Major oil and gas producers in the Permian said they were increasing efforts to curb pollution and the environmental impact of extraction operations, as environmentalists worried emissions could increase while wells were shut-in and oversight staff reduced amid the spread of the COVID-19 pandemic.
Oil giant ExxonMobil announced it was beginning field trials of eight methane tracking technologies at 1,000 work sites between Texas and New Mexico.
The company hoped the move would better track and monitor polluting emissions, assisting in efforts to reduce the release of the methane and other volatile organic compounds (VOCs).
To monitor emissions in the air, Exxon planned on using satellites, drones, helicopters, and planes, along with mobile units and fixed-position sensors on the ground.
Monitors will also look for leaks and identify potential solutions that Exxon could share with other operators, read an Exxon news release.
Staale Gjervik, senior vice president of unconventional at Exxon said the company hoped to scale up its emission detection technology to be used on a commercial level once the trials conclude.
“By testing the most promising methane detection technologies in a field environment, we are providing viable solutions that can be adopted by other producers to detect and reduce methane emissions,” he said. “We are applying scientific rigor and taking aggressive steps to find commercially scalable and affordable solutions for all operators.”
To test the technology, Exxon planned to use field observations and optical gas imaging, the release read, and comparing the measurements with downwind emissions observations through a partnership with Aerodyne Research.
“We are already seeing the benefits of some of these technologies,” Gjervik said. “Through the trials, we have discovered methane sources that would otherwise not have been detected as efficiently or quickly under the current methods prescribed by regulations. The company is committed to immediately investigating and fixing methane emissions that are detected during the trial.”
The company announced a broader plan to reduce emissions, including added monitoring and new technology, cutting emissions by up to 20 percent by the end of 2019 compared with 2016 levels in Exxon’s unconventional operations.
The company also hoped to cut emissions by 15 percent and reduce flaring by 25 percent by the end of 2020.
Since 2010, Exxon invested $10 billion to develop lower-emission solutions, read the release, partnering with 80 universities across the country.
Meanwhile, Houston-based Surge Energy announced a renewed focus on sustainability through curbing emissions and conserving resources in an April 7 news release.
The company said it reduced emissions by avoiding high-bleed pneumatic controllers, instituting a leak detection program, upgrading facilities and reducing truck traffic by transporting 90 percent of the company’s oil via pipeline.
Surge also committed to reducing flaring in the coming years, the release read, attributing most of its flaring in 2018 and 2019 to takeaway capacity constraints.
“Since that time, Surge Energy has reduced flared volumes significantly, both on an aggregate volume basis and as a proportion of volumes and remains committed to continuing efforts to reduce flaring,” the release read. “Excluding third-party issues, gas volumes flared from Surge Energy wells over the last 18 months were minimal relative to Surge's total production and in line with top operators in the area.”

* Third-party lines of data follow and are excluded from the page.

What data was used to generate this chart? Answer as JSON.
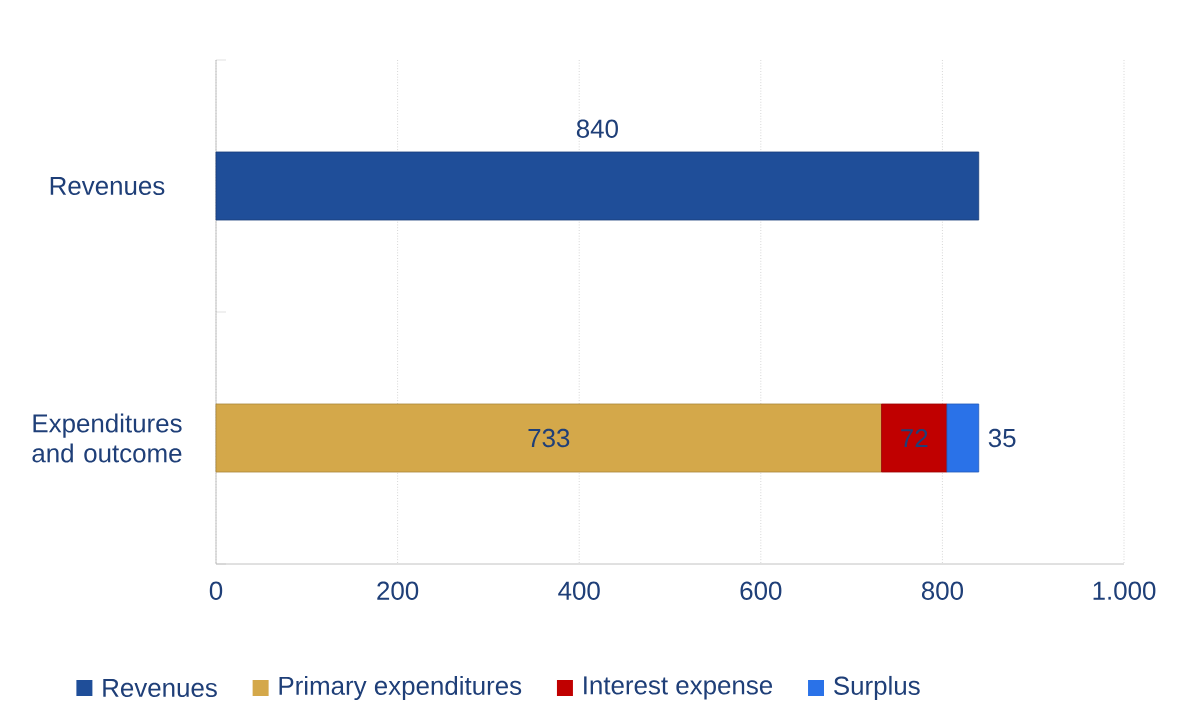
{
  "chart_data": {
    "type": "bar",
    "orientation": "horizontal",
    "stacked": true,
    "categories": [
      "Revenues",
      "Expenditures and outcome"
    ],
    "series": [
      {
        "name": "Revenues",
        "color": "#1f4e99",
        "values": [
          840,
          null
        ]
      },
      {
        "name": "Primary expenditures",
        "color": "#d4a84a",
        "values": [
          null,
          733
        ]
      },
      {
        "name": "Interest expense",
        "color": "#c00000",
        "values": [
          null,
          72
        ]
      },
      {
        "name": "Surplus",
        "color": "#2a72e8",
        "values": [
          null,
          35
        ]
      }
    ],
    "xlim": [
      0,
      1000
    ],
    "xticks": [
      0,
      200,
      400,
      600,
      800,
      {
        "value": 1000,
        "label": "1.000"
      }
    ],
    "grid": "x",
    "legend": "bottom",
    "data_labels": true
  }
}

Surge Chief Executive Officer Linhua Guan said the company’s goal is to reduce its impact on the environment while producing energy from oil and gas.
"Surge Energy places a high value on our responsibility to the environment,” Guan said. “This is demonstrated by our proactive efforts and investment that minimizes our footprint."
The Environmental Defense Fund argued that efforts to reduce emissions became more important amid the pandemic, as state regulators postponed some of its oversight field work following an order from Gov. Michelle Lujan Grisham to maintain social distancing and reduce interactions with the public in an effort to slow the spread of the virus.
The (Oil Conservation Division) remains open for business for the public and the oil and gas industry,” read a news release from the New Mexico Energy, Minerals and Natural Resources Department.
“The OCD will continue to actively work with stakeholders to solve problems and provide the best customer service possible during this public health emergency. However, the OCD has implemented a statewide staff teleworking policy until further notice.”
John Goldstein, director of regulatory and legislative affairs at the EDF said the market’s downturn could cause companies to ignore environmental safety standards, but he argued the dangers caused by the pandemic meant environmental regulations were even more essential.
“This low-price environment could mean some less-scrupulous oil and gas operators could be looking to cut corners,” he said. “This is a public health crisis. That means pollution like ozone is even more important. It’s important to protect community health as much as possible right now.”